You can get just about anything you want, these days.
But nobody runs off and gets married anymore. Nowadays, if you did that, you’d be greeted upon your return as if you were declaring, after an unexplained absence, that you’d been abducted by aliens, taken aboard their spaceship, and probed in various humiliating ways.
THE YEAR OR TWO after we woke up was a kind of limbo. I would live out some alternative life, and then come to on a park bench, or in the hospital again, or in my car somewhere, ignition on, engine dead, gas tank empty. I’ll admit that at one point my family had me admitted to East Mississippi. That was ironic, I thought. The old man who hunted lions, Mr. Hunter, was no longer around. None of the inmates remembered him, and no one on the staff would discuss him with me. I’m not sure how long I was in. I may have been used, myself, for a visitation or two. Fuzzy memories, as if from deep dreams. I was disciplined, once, for going AWOL and walking around. I was in a locked, padded room for two days. It was like being inside a white dream, or in a pure fog or cloud.
When I got out of the hospital, I would see other people with these lost, somewhat sad looks on their faces, and I would think that similar things were happening to them. But you didn’t ask. You didn’t want to get them started. There was the fear of the destabilizing admission. We left one another alone.

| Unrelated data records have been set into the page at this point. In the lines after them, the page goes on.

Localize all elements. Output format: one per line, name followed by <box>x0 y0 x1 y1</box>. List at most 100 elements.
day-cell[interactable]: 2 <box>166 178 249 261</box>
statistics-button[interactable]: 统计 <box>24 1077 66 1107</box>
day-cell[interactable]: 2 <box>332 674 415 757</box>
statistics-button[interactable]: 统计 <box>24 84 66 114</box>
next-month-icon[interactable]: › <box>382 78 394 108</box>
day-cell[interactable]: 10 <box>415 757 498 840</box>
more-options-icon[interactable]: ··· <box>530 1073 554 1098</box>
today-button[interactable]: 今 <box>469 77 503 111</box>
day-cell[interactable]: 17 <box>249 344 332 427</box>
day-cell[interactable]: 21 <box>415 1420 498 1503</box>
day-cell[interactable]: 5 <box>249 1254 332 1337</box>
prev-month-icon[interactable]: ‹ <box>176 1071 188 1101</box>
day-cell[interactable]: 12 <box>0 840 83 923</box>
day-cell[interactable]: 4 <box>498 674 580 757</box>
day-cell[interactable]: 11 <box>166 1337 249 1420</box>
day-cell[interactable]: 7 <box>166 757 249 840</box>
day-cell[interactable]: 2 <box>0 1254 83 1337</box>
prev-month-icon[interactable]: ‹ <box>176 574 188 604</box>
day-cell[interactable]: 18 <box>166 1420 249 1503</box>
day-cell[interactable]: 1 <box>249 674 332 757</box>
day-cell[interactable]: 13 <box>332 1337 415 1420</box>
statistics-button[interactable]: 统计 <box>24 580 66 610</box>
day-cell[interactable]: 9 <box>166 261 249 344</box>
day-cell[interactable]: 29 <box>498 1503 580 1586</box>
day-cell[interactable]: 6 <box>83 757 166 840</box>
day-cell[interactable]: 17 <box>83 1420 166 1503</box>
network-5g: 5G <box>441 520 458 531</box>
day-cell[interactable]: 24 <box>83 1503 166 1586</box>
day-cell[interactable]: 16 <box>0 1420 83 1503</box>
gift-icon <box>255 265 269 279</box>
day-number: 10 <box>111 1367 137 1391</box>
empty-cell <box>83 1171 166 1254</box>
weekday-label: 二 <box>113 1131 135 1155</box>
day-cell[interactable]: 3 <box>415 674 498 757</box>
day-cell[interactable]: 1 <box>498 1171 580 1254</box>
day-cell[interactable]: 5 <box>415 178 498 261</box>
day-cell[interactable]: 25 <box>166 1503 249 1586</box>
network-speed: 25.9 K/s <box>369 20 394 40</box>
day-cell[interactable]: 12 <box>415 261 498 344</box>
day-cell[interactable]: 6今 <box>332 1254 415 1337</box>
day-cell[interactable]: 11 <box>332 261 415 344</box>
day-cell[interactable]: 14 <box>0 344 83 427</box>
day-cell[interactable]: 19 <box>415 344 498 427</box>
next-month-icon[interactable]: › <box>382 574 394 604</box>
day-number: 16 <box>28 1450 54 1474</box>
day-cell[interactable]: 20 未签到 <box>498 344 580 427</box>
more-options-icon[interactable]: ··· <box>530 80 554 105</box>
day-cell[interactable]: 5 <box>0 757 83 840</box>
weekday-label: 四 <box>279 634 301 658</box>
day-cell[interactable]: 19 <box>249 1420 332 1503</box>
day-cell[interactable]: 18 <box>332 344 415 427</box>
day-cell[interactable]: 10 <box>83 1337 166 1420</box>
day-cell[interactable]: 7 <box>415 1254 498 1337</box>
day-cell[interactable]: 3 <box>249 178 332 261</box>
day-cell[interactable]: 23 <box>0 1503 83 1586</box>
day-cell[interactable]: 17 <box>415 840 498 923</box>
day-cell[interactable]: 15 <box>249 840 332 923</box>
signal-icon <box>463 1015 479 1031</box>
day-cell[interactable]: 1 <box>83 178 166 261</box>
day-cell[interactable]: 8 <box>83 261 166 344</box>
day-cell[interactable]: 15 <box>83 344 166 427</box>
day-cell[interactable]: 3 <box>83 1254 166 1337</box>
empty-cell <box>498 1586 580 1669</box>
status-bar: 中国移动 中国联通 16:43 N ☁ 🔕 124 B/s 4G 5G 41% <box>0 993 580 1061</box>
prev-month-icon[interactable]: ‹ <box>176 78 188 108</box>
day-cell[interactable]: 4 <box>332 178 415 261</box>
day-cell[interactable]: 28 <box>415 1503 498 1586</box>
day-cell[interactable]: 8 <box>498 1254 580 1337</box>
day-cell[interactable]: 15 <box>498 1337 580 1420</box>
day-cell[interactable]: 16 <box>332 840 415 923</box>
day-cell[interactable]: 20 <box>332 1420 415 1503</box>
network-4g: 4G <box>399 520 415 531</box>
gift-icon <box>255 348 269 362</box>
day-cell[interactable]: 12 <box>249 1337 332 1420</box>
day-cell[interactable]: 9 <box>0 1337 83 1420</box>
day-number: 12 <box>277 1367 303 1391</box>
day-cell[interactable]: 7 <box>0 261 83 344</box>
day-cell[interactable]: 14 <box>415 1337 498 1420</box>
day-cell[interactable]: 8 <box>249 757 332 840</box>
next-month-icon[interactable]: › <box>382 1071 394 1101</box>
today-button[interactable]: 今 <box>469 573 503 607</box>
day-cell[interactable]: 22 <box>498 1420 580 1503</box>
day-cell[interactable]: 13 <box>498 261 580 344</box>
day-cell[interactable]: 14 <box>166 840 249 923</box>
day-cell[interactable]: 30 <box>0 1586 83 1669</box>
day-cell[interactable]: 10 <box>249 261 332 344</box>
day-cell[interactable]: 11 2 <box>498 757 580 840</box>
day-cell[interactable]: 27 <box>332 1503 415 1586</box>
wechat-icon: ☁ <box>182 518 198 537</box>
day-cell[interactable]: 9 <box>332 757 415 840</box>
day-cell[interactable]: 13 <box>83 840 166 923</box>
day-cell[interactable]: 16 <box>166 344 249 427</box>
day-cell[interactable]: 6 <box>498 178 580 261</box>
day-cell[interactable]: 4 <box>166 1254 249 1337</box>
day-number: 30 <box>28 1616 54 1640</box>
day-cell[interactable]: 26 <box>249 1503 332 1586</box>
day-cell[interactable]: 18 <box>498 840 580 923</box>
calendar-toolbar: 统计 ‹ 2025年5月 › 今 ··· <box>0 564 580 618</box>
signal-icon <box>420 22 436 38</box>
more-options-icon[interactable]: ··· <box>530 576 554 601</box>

I went through a brief period when I wanted desperately to see Olivia again, and not just to see her but talk to her, too. But her parents would hang up on me when I called. A couple of times she answered the phone, but she wouldn’t speak after I said hello. And then her mother or father would take the receiver from her, tell me not to call again, and hang up.
I sneaked up to the house one night. I didn’t really know what I was going to do. Maybe I fantasized that she’d step outside for something, to take out the garbage or just sit out in the night air looking up at the stars. She didn’t, of course. I crept into the shrubbery near their their living room window and peeked in. Mrs. Coltrane was on the sofa, knitting something, and Mr. Coltrane was watching TV. I crept out and around to what used to be Olivia’s bedroom and peeked in there.
She was sitting on the bed, reading something, dressed in a pink nightgown, her legs beneath the covers. My heart fluttered. I stared for a long time, trying to see what she was reading, before I realized it was that green, faux-leather edition of The Living Bible. Her brow was lined with concentration. She seemed to be moving her lips a little bit as she read. I backed quietly from the window and crept to my car and drove home, to my own parents’ house, and went to bed.
I could see her whole life ahead of her, then, and it seemed kind of simple. She’d been saved, from me and from everything else. She’d been pretty shocked by the whole affair, and wanted to do everything the proper way now. She’d marry, eventually, someone safe and predictable, and kind. Fold herself into her parents’ church. Develop a particularly amnesiac cartography of her past. Our past.